久々に「永楽」に寄った。
周りは大抵「セットと呼ばれる餃子とラーメンである。
隣の男性はそれにチャーハンという剛の者であった。
僕は可愛らしくラーメンを頼んだ。
「そば一つ」。
サービスの女性が注文を通す。
それに応えるわけでもなく、テーブル番号をいうでもなく、伝票を渡すわけでもないのに、目の前でラーメンを作る店主は全て覚えている。
ラーメンや餃子、チャーハンができあがると、「はい、何番さん」と言って手渡すのであった。
これは目黒「とんき」並みのサービスであろう。
さてラーメンと久々のご対面である。
スープの色は濃いが、焦がしねぎの茶色が映えているのであり、決してしょっぱくはない。
ほんのりと酸味が効いているのがよく、玉ねぎの甘みと甘酸っぱい調和を密かに作っている。
麺は細い平打ちで、そのモチっとした食感と唇をすり抜ける時の塗るんとした感覚が心地よい。

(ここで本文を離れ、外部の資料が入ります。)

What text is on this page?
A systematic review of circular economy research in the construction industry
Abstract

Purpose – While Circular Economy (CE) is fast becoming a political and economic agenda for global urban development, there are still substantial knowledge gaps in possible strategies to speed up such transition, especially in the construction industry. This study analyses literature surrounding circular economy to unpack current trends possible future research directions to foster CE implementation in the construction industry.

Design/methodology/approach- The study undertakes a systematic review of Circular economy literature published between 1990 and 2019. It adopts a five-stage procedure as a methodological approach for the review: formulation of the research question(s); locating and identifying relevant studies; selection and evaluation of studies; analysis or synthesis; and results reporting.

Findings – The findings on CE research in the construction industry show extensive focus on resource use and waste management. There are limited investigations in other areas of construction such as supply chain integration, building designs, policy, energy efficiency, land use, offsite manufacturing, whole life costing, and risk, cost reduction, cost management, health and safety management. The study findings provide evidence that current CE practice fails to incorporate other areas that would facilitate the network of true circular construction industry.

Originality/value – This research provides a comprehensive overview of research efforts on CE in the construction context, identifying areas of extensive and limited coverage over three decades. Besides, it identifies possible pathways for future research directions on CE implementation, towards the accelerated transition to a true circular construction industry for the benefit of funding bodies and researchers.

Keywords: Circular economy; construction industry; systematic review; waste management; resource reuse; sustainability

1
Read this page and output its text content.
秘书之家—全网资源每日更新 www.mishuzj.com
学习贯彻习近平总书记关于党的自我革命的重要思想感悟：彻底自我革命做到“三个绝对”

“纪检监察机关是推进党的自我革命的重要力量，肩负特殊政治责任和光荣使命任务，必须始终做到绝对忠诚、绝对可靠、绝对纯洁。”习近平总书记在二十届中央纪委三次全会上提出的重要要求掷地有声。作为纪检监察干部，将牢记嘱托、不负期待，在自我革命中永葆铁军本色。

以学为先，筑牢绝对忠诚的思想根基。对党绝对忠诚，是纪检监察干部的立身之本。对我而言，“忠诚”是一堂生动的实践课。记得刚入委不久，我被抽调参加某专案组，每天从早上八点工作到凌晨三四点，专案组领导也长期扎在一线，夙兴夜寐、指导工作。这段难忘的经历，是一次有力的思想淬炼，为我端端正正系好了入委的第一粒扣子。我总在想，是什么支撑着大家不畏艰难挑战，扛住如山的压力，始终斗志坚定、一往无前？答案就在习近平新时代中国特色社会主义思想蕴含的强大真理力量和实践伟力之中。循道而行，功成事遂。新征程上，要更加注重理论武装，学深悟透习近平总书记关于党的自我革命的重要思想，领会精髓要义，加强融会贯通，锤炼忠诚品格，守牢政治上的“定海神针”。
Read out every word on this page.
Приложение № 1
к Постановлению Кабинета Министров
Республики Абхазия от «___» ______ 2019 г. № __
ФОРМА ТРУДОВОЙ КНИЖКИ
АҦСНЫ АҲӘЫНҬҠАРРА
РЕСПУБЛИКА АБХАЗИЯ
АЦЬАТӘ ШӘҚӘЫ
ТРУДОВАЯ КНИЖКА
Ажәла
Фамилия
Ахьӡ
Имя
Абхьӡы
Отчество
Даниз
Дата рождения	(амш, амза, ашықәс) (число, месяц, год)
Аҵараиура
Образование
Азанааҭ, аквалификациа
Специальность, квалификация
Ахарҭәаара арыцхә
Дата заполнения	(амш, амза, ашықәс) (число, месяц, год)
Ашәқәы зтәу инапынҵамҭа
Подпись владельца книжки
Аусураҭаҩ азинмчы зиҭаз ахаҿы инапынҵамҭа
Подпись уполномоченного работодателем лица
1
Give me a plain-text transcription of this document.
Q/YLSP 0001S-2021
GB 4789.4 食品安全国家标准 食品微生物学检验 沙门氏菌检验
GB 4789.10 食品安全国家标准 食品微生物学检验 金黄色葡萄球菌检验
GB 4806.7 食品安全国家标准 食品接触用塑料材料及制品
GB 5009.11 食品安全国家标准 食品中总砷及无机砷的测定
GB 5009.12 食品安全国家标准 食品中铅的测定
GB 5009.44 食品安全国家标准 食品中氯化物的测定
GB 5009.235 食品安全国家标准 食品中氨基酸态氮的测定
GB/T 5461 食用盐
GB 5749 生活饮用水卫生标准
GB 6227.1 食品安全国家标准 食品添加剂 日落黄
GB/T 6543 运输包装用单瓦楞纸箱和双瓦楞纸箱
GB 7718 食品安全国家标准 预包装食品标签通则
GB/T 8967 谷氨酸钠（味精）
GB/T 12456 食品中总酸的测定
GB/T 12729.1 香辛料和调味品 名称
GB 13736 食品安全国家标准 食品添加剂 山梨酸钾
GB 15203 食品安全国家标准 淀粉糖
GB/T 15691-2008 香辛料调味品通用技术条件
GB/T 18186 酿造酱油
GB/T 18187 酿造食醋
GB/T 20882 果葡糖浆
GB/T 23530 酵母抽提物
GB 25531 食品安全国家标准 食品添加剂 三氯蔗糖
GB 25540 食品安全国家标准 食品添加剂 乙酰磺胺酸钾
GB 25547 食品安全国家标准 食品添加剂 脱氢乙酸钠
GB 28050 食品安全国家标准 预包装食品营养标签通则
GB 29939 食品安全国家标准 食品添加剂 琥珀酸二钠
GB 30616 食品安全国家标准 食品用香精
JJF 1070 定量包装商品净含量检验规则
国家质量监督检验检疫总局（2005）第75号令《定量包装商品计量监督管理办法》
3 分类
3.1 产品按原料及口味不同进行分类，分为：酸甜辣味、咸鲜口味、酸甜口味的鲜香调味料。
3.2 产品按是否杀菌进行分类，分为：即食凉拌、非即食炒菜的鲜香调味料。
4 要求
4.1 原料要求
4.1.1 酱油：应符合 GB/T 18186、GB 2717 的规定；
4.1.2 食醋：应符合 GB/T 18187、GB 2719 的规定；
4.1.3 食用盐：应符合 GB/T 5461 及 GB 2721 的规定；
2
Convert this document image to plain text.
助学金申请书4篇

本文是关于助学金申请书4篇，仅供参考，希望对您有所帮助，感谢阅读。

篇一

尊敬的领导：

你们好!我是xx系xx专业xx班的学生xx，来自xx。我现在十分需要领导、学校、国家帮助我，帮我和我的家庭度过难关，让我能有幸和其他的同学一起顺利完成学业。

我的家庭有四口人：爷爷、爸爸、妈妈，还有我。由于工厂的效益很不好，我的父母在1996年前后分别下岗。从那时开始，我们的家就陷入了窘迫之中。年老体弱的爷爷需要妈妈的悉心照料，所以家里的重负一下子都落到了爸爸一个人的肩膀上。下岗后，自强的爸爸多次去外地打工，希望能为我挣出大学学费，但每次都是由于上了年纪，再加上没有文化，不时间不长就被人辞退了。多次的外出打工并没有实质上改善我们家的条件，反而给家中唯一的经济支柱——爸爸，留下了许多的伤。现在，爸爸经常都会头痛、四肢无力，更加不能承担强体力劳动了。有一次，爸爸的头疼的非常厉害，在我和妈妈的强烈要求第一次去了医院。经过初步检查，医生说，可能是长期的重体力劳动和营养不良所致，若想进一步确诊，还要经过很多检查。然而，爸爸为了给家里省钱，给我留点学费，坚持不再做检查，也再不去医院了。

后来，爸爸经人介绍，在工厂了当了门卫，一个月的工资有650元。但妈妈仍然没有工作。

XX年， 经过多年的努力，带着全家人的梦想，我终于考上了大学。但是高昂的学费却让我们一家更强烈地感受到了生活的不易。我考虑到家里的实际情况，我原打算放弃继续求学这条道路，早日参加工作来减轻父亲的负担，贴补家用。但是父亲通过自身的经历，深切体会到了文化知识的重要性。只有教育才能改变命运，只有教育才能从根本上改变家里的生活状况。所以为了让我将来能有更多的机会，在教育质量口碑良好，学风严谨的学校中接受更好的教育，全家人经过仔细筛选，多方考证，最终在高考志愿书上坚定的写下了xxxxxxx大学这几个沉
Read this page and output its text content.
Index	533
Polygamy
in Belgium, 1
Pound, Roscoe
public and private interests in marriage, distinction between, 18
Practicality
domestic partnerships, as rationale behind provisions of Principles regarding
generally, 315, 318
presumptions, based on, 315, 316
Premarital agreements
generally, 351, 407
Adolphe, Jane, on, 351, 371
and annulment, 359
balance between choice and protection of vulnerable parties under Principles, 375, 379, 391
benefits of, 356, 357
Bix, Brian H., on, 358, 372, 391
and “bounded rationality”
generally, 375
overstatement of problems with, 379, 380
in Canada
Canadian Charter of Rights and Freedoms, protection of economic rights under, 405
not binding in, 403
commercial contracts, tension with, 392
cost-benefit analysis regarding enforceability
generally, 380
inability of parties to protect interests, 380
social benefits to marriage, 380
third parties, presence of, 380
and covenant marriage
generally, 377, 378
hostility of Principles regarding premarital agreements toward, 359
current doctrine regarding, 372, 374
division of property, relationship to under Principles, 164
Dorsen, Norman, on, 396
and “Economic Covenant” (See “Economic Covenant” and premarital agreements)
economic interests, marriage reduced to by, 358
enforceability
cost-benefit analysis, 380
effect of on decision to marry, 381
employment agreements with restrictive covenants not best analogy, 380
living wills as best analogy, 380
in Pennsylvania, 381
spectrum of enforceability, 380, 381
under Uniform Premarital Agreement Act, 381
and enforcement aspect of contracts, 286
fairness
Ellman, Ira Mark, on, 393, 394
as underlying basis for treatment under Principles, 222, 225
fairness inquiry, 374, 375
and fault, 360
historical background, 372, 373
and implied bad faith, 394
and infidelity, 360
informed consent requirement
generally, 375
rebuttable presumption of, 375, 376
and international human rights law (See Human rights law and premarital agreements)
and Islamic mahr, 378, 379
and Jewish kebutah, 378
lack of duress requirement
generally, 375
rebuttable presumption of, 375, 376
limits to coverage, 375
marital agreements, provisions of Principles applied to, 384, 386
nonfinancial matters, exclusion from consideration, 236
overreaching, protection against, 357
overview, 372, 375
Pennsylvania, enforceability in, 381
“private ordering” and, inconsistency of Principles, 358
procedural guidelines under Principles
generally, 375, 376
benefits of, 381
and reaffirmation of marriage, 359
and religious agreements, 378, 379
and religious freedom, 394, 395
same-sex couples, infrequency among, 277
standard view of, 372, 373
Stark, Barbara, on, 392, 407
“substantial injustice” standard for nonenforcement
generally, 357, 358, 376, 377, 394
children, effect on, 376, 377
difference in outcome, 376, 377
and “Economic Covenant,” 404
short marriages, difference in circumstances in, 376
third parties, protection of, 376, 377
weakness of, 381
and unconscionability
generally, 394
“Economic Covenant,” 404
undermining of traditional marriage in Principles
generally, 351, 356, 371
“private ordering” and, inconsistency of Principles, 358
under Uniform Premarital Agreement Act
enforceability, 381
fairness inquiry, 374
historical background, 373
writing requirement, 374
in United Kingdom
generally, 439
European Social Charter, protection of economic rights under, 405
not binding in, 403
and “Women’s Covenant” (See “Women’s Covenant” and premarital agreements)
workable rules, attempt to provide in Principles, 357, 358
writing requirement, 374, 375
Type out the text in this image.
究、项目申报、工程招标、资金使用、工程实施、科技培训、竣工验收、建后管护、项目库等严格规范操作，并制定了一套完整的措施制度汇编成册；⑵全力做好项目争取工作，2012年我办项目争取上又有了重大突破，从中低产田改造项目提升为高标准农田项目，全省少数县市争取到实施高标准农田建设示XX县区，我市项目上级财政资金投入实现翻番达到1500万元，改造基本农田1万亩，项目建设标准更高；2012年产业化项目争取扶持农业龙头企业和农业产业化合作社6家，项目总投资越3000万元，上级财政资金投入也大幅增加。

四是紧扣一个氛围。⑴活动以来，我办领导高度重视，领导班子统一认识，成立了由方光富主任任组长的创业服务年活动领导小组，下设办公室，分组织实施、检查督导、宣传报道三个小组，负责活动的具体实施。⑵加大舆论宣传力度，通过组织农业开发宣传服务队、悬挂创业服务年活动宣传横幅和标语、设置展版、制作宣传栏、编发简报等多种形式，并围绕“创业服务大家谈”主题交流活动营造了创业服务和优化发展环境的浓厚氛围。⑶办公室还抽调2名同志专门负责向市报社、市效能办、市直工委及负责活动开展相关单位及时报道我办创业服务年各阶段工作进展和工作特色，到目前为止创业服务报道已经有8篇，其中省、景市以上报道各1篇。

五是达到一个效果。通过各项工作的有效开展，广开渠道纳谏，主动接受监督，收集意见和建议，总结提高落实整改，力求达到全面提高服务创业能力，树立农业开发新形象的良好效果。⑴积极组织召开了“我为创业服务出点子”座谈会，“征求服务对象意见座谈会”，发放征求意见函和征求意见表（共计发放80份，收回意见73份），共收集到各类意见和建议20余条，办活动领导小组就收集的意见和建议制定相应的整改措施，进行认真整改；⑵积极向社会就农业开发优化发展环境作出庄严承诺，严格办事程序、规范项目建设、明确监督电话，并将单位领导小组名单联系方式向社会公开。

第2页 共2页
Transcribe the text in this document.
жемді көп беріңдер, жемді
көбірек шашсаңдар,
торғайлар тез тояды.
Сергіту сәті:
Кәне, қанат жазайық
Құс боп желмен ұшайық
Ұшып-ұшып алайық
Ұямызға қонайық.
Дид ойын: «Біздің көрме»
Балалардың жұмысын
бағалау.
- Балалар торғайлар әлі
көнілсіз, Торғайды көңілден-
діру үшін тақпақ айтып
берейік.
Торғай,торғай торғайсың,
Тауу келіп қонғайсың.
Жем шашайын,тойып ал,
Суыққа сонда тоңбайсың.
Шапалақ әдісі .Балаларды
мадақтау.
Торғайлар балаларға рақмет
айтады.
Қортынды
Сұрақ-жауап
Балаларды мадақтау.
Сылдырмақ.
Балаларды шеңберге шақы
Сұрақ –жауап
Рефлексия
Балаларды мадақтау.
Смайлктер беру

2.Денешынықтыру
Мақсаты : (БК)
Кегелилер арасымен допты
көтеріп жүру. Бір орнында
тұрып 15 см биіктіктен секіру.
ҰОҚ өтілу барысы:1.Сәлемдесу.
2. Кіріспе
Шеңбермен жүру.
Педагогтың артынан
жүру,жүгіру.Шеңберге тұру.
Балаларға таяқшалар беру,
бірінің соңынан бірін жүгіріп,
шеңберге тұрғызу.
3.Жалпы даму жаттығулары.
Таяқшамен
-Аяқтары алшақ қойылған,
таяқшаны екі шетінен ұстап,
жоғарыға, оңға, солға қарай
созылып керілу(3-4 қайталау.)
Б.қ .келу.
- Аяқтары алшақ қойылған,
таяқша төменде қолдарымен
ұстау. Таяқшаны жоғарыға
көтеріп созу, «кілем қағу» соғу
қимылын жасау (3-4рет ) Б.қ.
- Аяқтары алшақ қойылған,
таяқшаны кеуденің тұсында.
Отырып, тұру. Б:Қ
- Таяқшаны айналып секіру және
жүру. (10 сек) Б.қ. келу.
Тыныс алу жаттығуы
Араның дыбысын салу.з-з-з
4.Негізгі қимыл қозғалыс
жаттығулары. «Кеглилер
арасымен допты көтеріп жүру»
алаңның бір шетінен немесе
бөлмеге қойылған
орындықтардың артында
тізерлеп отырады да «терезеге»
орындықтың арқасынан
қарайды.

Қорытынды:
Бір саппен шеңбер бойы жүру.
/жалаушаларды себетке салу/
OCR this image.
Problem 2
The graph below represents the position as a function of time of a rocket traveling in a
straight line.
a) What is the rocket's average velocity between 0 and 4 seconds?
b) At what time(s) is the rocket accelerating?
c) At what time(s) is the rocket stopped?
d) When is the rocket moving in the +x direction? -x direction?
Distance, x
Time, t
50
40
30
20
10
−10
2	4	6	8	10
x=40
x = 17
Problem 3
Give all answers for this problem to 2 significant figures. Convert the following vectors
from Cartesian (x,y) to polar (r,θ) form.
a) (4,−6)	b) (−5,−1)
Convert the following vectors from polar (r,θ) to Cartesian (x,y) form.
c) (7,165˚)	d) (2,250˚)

チャーシューは、こっくりと煮た煮豚だが、バラバラにして食べると美味しい。
噂によると、チャーシューメンのチャーシューは違うらしい。
ここと渋谷の「喜楽」は味が似ている。聞いたところによれば、互いの創業者は一緒に台湾から日本に出てきた関係で、大田区中央二丁目付近にあった喜楽大飯店という店で二人とも修行し、独立したのだという。
喜楽大飯店の主人は、同郷の人達の面倒を見て、多くの人たちを独立させたそうだが、後継者には恵まれず、昭和60年代に閉店したらしい。